Paul Krugman's piece in yesterday's New York Times got me thinking about why governments everywhere are so rabidly fighting the deflationary impulses around us. For consumers and businesses which have managed their balance sheets prudently, deflation is a positive force, a simple reflection of advances in technology and productivity which are the natural product of capitalist endeavor. Government fights it to the very last ounce of its being, however, because deflation attacks its core function (or at least what liberals believe is its core function) of maintaining nominal incomes.

Krugman states:
The problem is that deflation — falling wages and prices — is always and everywhere a deeply painful process. It invariably involves a prolonged slump with high unemployment. And it also aggravates debt problems, both public and private, because incomes fall while the debt burden doesn’t.

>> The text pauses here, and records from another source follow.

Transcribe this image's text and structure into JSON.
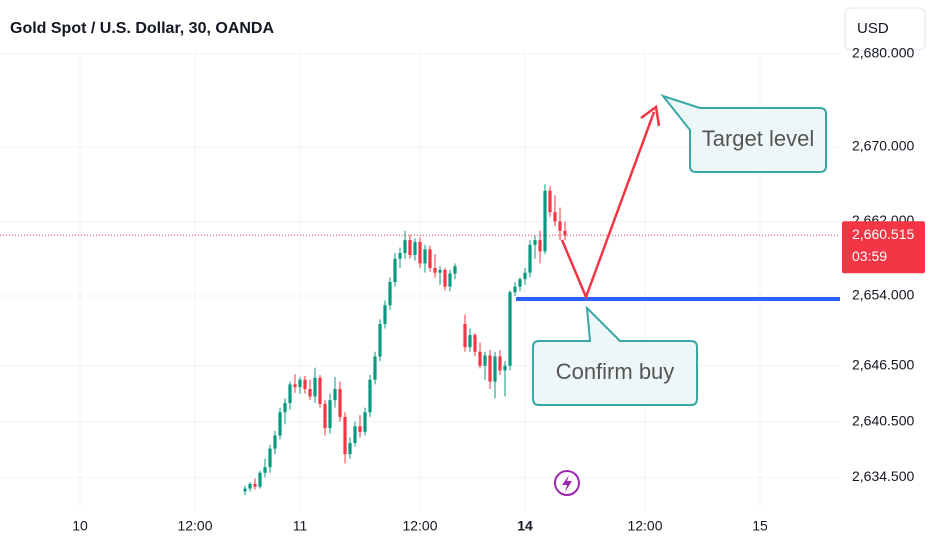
{
  "chart_data": {
    "type": "candlestick",
    "title": "Gold Spot / U.S. Dollar, 30, OANDA",
    "currency": "USD",
    "up_color": "#089981",
    "down_color": "#f23645",
    "x": [
      33,
      34,
      35,
      36,
      37,
      38,
      39,
      40,
      41,
      42,
      43,
      44,
      45,
      46,
      47,
      48,
      49,
      50,
      51,
      52,
      53,
      54,
      55,
      56,
      57,
      58,
      59,
      60,
      61,
      62,
      63,
      64,
      65,
      66,
      67,
      68,
      69,
      70,
      71,
      72,
      73,
      74,
      75,
      77,
      78,
      79,
      80,
      81,
      82,
      83,
      84,
      85,
      86,
      87,
      88,
      89,
      90,
      91,
      92,
      93,
      94,
      95,
      96,
      97
    ],
    "open": [
      2633.0,
      2633.3,
      2633.8,
      2633.5,
      2635.0,
      2635.6,
      2637.6,
      2639.0,
      2641.5,
      2642.5,
      2644.5,
      2644.2,
      2645.0,
      2644.0,
      2643.2,
      2645.2,
      2642.4,
      2639.8,
      2642.8,
      2644.0,
      2641.0,
      2637.0,
      2638.2,
      2640.0,
      2639.4,
      2641.5,
      2645.0,
      2647.5,
      2651.0,
      2653.0,
      2655.5,
      2658.0,
      2658.6,
      2660.0,
      2658.4,
      2659.8,
      2657.5,
      2659.0,
      2657.0,
      2656.5,
      2656.8,
      2655.0,
      2656.4,
      2651.0,
      2648.5,
      2649.8,
      2648.0,
      2646.5,
      2647.6,
      2644.8,
      2647.5,
      2646.0,
      2646.5,
      2654.4,
      2655.0,
      2655.8,
      2656.5,
      2659.5,
      2660.0,
      2658.8,
      2665.3,
      2663.0,
      2662.0,
      2661.0
    ],
    "high": [
      2633.6,
      2634.0,
      2634.4,
      2635.2,
      2636.5,
      2638.0,
      2639.5,
      2642.0,
      2643.0,
      2644.8,
      2645.6,
      2645.3,
      2645.4,
      2645.0,
      2646.3,
      2645.5,
      2642.8,
      2643.5,
      2645.3,
      2644.8,
      2641.5,
      2638.8,
      2640.5,
      2641.2,
      2642.0,
      2645.5,
      2648.0,
      2651.5,
      2653.5,
      2656.0,
      2658.6,
      2659.2,
      2661.0,
      2660.6,
      2660.2,
      2660.3,
      2659.5,
      2659.4,
      2658.5,
      2657.2,
      2657.0,
      2656.8,
      2657.5,
      2652.0,
      2650.5,
      2650.0,
      2649.0,
      2648.0,
      2648.2,
      2648.0,
      2648.2,
      2647.0,
      2654.6,
      2655.5,
      2656.0,
      2657.0,
      2660.0,
      2660.5,
      2661.0,
      2666.0,
      2665.8,
      2664.8,
      2663.5,
      2662.0
    ],
    "low": [
      2632.6,
      2633.0,
      2633.2,
      2633.3,
      2634.5,
      2635.0,
      2637.0,
      2638.6,
      2640.2,
      2641.8,
      2643.6,
      2643.5,
      2643.5,
      2642.8,
      2642.5,
      2642.0,
      2639.0,
      2639.2,
      2642.0,
      2640.5,
      2636.0,
      2636.5,
      2637.8,
      2638.8,
      2639.0,
      2641.0,
      2644.5,
      2647.0,
      2650.5,
      2652.5,
      2655.0,
      2657.0,
      2658.0,
      2658.0,
      2657.8,
      2657.0,
      2656.5,
      2656.6,
      2656.0,
      2655.2,
      2654.6,
      2654.5,
      2655.8,
      2648.0,
      2648.0,
      2647.5,
      2646.2,
      2645.0,
      2644.0,
      2643.0,
      2645.5,
      2643.2,
      2646.0,
      2654.0,
      2654.5,
      2655.2,
      2656.0,
      2658.0,
      2657.5,
      2658.5,
      2662.5,
      2661.5,
      2660.0,
      2660.0
    ],
    "close": [
      2633.3,
      2633.8,
      2633.5,
      2635.0,
      2635.6,
      2637.6,
      2639.0,
      2641.5,
      2642.5,
      2644.5,
      2644.2,
      2645.0,
      2644.0,
      2643.2,
      2645.2,
      2642.4,
      2639.8,
      2642.8,
      2644.0,
      2641.0,
      2637.0,
      2638.2,
      2640.0,
      2639.4,
      2641.5,
      2645.0,
      2647.5,
      2651.0,
      2653.0,
      2655.5,
      2658.0,
      2658.6,
      2660.0,
      2658.4,
      2659.8,
      2657.5,
      2659.0,
      2657.0,
      2656.5,
      2656.8,
      2655.0,
      2656.4,
      2657.2,
      2648.5,
      2649.8,
      2648.0,
      2646.5,
      2647.6,
      2644.8,
      2647.5,
      2646.0,
      2646.5,
      2654.4,
      2655.0,
      2655.8,
      2656.5,
      2659.5,
      2660.0,
      2658.8,
      2665.3,
      2663.0,
      2662.0,
      2661.0,
      2660.5
    ],
    "xlim": [
      -16,
      152
    ],
    "xticks": [
      {
        "value": 0,
        "label": "10"
      },
      {
        "value": 23,
        "label": "12:00"
      },
      {
        "value": 44,
        "label": "11"
      },
      {
        "value": 68,
        "label": "12:00"
      },
      {
        "value": 89,
        "label": "14",
        "bold": true
      },
      {
        "value": 113,
        "label": "12:00"
      },
      {
        "value": 136,
        "label": "15"
      }
    ],
    "ylim": [
      2631,
      2681.5
    ],
    "yticks": [
      {
        "value": 2680,
        "label": "2,680.000"
      },
      {
        "value": 2670,
        "label": "2,670.000"
      },
      {
        "value": 2662,
        "label": "2,662.000"
      },
      {
        "value": 2654,
        "label": "2,654.000"
      },
      {
        "value": 2646.5,
        "label": "2,646.500"
      },
      {
        "value": 2640.5,
        "label": "2,640.500"
      },
      {
        "value": 2634.5,
        "label": "2,634.500"
      }
    ],
    "grid": true,
    "last_price": {
      "value": 2660.515,
      "label": "2,660.515"
    },
    "countdown": "03:59",
    "annotations": [
      "Target level",
      "Confirm buy"
    ]
  }
}
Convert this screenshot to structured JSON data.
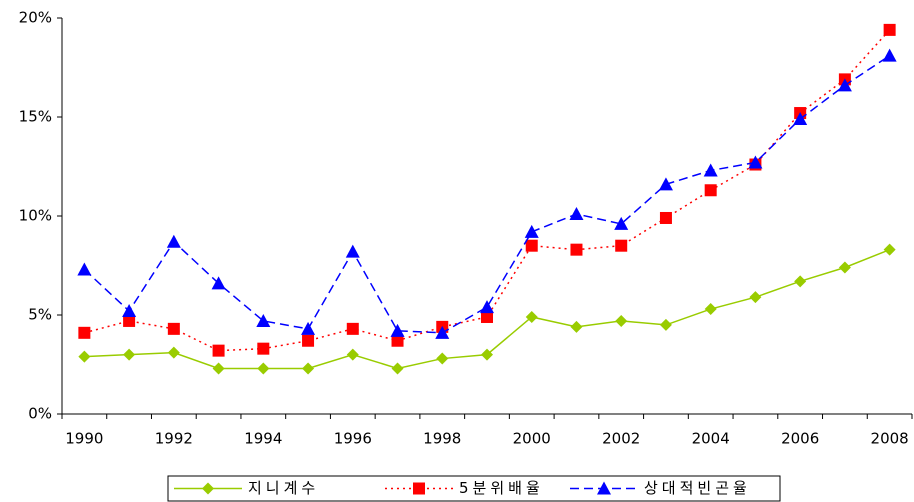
{
  "chart_data": {
    "type": "line",
    "categories": [
      "1990",
      null,
      "1992",
      null,
      "1994",
      null,
      "1996",
      null,
      "1998",
      null,
      "2000",
      null,
      "2002",
      null,
      "2004",
      null,
      "2006",
      null,
      "2008"
    ],
    "series": [
      {
        "name": "지니계수",
        "color": "#99cc00",
        "dash": "solid",
        "marker": "diamond",
        "values": [
          2.9,
          3.0,
          3.1,
          2.3,
          2.3,
          2.3,
          3.0,
          2.3,
          2.8,
          3.0,
          4.9,
          4.4,
          4.7,
          4.5,
          5.3,
          5.9,
          6.7,
          7.4,
          8.3
        ]
      },
      {
        "name": "5분위배율",
        "color": "#ff0000",
        "dash": "dot",
        "marker": "square",
        "values": [
          4.1,
          4.7,
          4.3,
          3.2,
          3.3,
          3.7,
          4.3,
          3.7,
          4.4,
          4.9,
          8.5,
          8.3,
          8.5,
          9.9,
          11.3,
          12.6,
          15.2,
          16.9,
          19.4
        ]
      },
      {
        "name": "상대적빈곤율",
        "color": "#0000ff",
        "dash": "dash",
        "marker": "triangle",
        "values": [
          7.3,
          5.2,
          8.7,
          6.6,
          4.7,
          4.3,
          8.2,
          4.2,
          4.1,
          5.4,
          9.2,
          10.1,
          9.6,
          11.6,
          12.3,
          12.7,
          14.9,
          16.6,
          18.1
        ]
      }
    ],
    "ylim": [
      0,
      20
    ],
    "yticks": [
      {
        "value": 0,
        "label": "0%"
      },
      {
        "value": 5,
        "label": "5%"
      },
      {
        "value": 10,
        "label": "10%"
      },
      {
        "value": 15,
        "label": "15%"
      },
      {
        "value": 20,
        "label": "20%"
      }
    ],
    "grid": false
  }
}
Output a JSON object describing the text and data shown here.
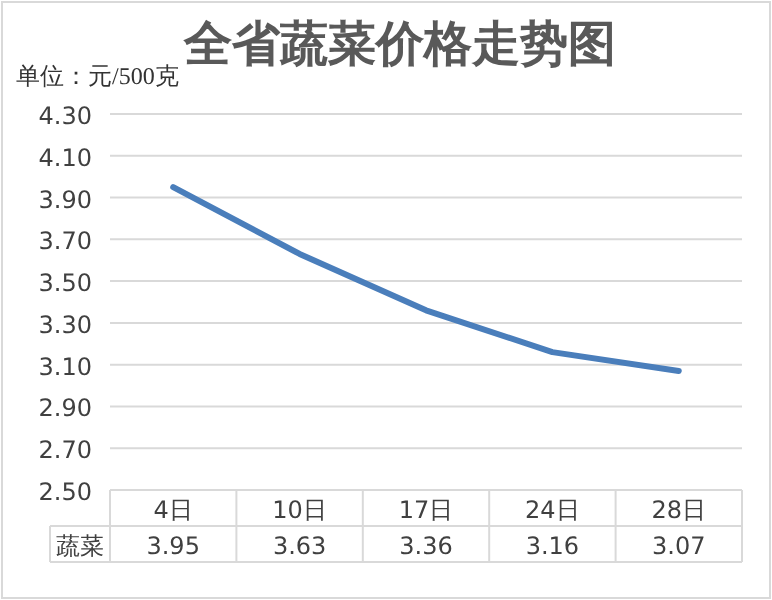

Deflation can certainly be (even a fatal) problem for severely indebted businesses, but in general businesses just deal with it. They have no other choice. Private entities respond to deflation as a matter of survival, typically quickly, sometimes overdoing it (see the huge inventory swing). For government, on the other hand, deflation reveals the inefficiencies and cronyism of government spending. Government uses the powers of taxation and the printing press to drag its feet, kick the can, delay, delay, delay. Of course, these problems are made worse when some members of the private sector are able to foist their debts on the taxpayer, as we saw with the bailouts. But the core of the matter is that the incentives for each entity (government vs. business) are exactly opposite. The goal for business is profit, which allows continued existence, and, perhaps, growth. The goal in the case of government is maintaining nominal incomes.